Optoelectronic Characteristics of Al₂O₃/Si Multilayer Structures Fabricated by DC Reactive Sputtering Technique

Abstract

In this work, optoelectronic characteristics of Al₂O₃/Si multilayer structures were presented and analyzed. These structures were prepared by dc reactive sputtering technique with different thicknesses of Al₂O₃ layer (200, 250, and 325 nm). The 200-nm sample showed the highest current levels. The samples with 200 and 250 nm thickness exhibit a much more pronounced photoresponse, while the 325-nm sample shows a higher dark current to begin with. Similarly, the same samples (200 and 250 nm) show remarkably similar behaviors of spectral responsivity (R_λ), both peaking around 0.38 A/W in the NIR region (800-850 nm), while their responsivity is relatively low in the visible range (400-700 nm), but shows a sharp increase beyond 750 nm. This suggests that for these deposition times, the Al₂O₃ layer allows for effective photon absorption in the Si substrate at longer wavelengths.

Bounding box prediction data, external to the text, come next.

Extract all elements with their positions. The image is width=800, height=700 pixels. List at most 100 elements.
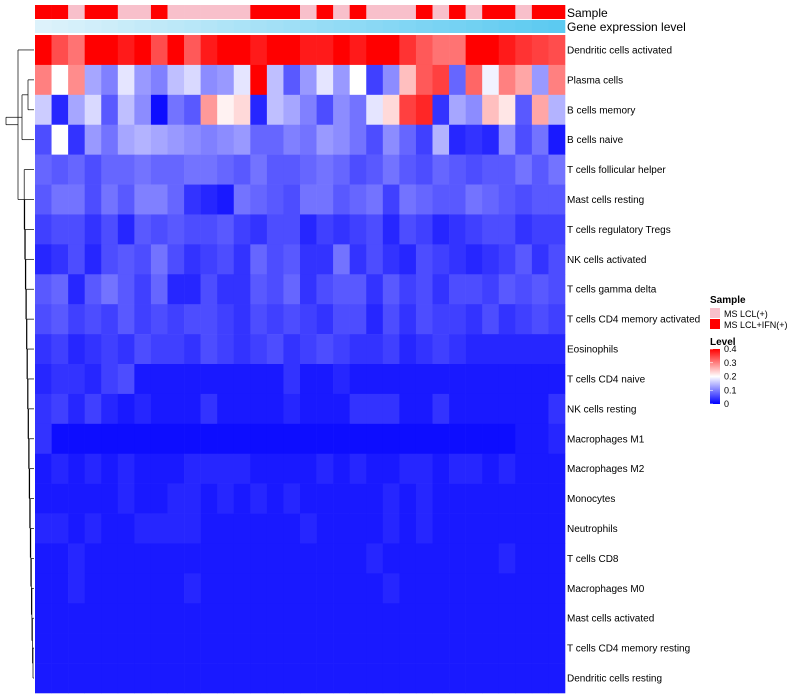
row-label: Mast cells resting <box>567 195 644 206</box>
heatmap-cell <box>300 94 317 126</box>
heatmap-cell <box>68 35 85 66</box>
heatmap-cell <box>217 35 235 66</box>
heatmap-cell <box>316 274 334 305</box>
heatmap-cell <box>482 393 500 425</box>
heatmap-cell <box>283 663 301 694</box>
sample-cell <box>266 5 284 19</box>
heatmap-cell <box>217 573 235 604</box>
heatmap-cell <box>316 513 334 544</box>
heatmap-cell <box>333 64 350 96</box>
expression-cell <box>333 20 350 33</box>
heatmap-cell <box>316 453 334 484</box>
heatmap-cell <box>531 274 549 305</box>
heatmap-cell <box>217 513 235 544</box>
row-label: Mast cells activated <box>567 614 654 625</box>
sample-cell <box>382 5 400 19</box>
heatmap-cell <box>316 364 334 395</box>
heatmap-cell <box>465 364 483 395</box>
row-label: Monocytes <box>567 494 615 505</box>
heatmap-cell <box>150 214 168 245</box>
heatmap-cell <box>283 304 301 335</box>
heatmap-cell <box>432 154 450 185</box>
heatmap-cell <box>150 274 168 305</box>
heatmap-cell <box>117 543 135 574</box>
heatmap-cell <box>515 124 533 155</box>
sample-cell <box>333 5 350 19</box>
heatmap-cell <box>316 304 334 335</box>
heatmap-cell <box>498 334 516 365</box>
heatmap-cell <box>84 214 102 245</box>
heatmap-cell <box>101 124 119 155</box>
heatmap-cell <box>531 603 549 634</box>
heatmap-cell <box>415 124 433 155</box>
heatmap-cell <box>266 513 284 544</box>
heatmap-cell <box>548 304 566 335</box>
heatmap-cell <box>465 573 483 604</box>
heatmap-cell <box>399 214 417 245</box>
heatmap-cell <box>333 334 350 365</box>
heatmap-cell <box>349 543 367 574</box>
sample-cell <box>167 5 185 19</box>
heatmap-cell <box>51 483 69 514</box>
heatmap-cell <box>548 154 566 185</box>
heatmap-cell <box>250 304 268 335</box>
heatmap-cell <box>333 633 350 664</box>
expression-cell <box>51 20 69 33</box>
heatmap-cell <box>498 274 516 305</box>
heatmap-cell <box>498 154 516 185</box>
heatmap-cell <box>531 154 549 185</box>
heatmap-cell <box>300 154 317 185</box>
heatmap-cell <box>167 364 185 395</box>
heatmap-cell <box>35 633 52 664</box>
heatmap-cell <box>84 393 102 425</box>
heatmap-cell <box>349 393 367 425</box>
heatmap-cell <box>415 364 433 395</box>
heatmap-cell <box>233 274 251 305</box>
expression-cell <box>449 20 466 33</box>
heatmap-cell <box>35 573 52 604</box>
heatmap-cell <box>333 513 350 544</box>
heatmap-cell <box>184 214 201 245</box>
heatmap-cell <box>250 513 268 544</box>
heatmap-cell <box>515 304 533 335</box>
heatmap-cell <box>117 35 135 66</box>
heatmap-cell <box>316 214 334 245</box>
heatmap-cell <box>432 603 450 634</box>
heatmap-cell <box>51 274 69 305</box>
heatmap-cell <box>515 184 533 215</box>
legend-level-tick-label: 0.4 <box>724 344 737 354</box>
heatmap-cell <box>548 393 566 425</box>
heatmap-cell <box>399 64 417 96</box>
heatmap-cell <box>515 483 533 514</box>
heatmap-cell <box>84 663 102 694</box>
expression-track-label: Gene expression level <box>567 20 686 34</box>
heatmap-cell <box>283 603 301 634</box>
heatmap-cell <box>68 274 85 305</box>
heatmap-cell <box>134 453 152 484</box>
heatmap-cell <box>266 423 284 455</box>
heatmap-cell <box>51 94 69 126</box>
sample-cell <box>217 5 235 19</box>
heatmap-cell <box>134 184 152 215</box>
heatmap-cell <box>300 543 317 574</box>
heatmap-cell <box>432 573 450 604</box>
sample-cell <box>399 5 417 19</box>
heatmap-cell <box>35 483 52 514</box>
expression-cell <box>415 20 433 33</box>
expression-cell <box>167 20 185 33</box>
heatmap-cell <box>432 423 450 455</box>
heatmap-cell <box>548 94 566 126</box>
heatmap-cell <box>217 214 235 245</box>
heatmap-cell <box>349 663 367 694</box>
heatmap-cell <box>250 154 268 185</box>
heatmap-cell <box>266 573 284 604</box>
heatmap-cell <box>266 453 284 484</box>
heatmap-cell <box>233 483 251 514</box>
heatmap-cell <box>184 513 201 544</box>
heatmap-cell <box>349 274 367 305</box>
legend-level-ticks: 0 0.1 0.2 0.3 0.4 <box>710 344 737 409</box>
expression-cell <box>548 20 566 33</box>
sample-cell <box>432 5 450 19</box>
heatmap-cell <box>266 543 284 574</box>
heatmap-cell <box>432 124 450 155</box>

In contrast, the 300-nm sample exhibits significantly lower responsivity values, with the peak responsivity reaching 0.0038 A/W. This drop in responsivity indicates that the thicker Al₂​O₃ layer impedes the photogeneration and collection of carriers. The behaviors of the external quantum efficiency (EQE) and specific detectivity (D^*) were similar to that of the spectral responsivity. The EQE was peaking at ~55-56% around 850 nm, while the specific detectivity was peaking at approximately 0.55×10¹² Jones around 850 nm for both 200 and 250-nm samples.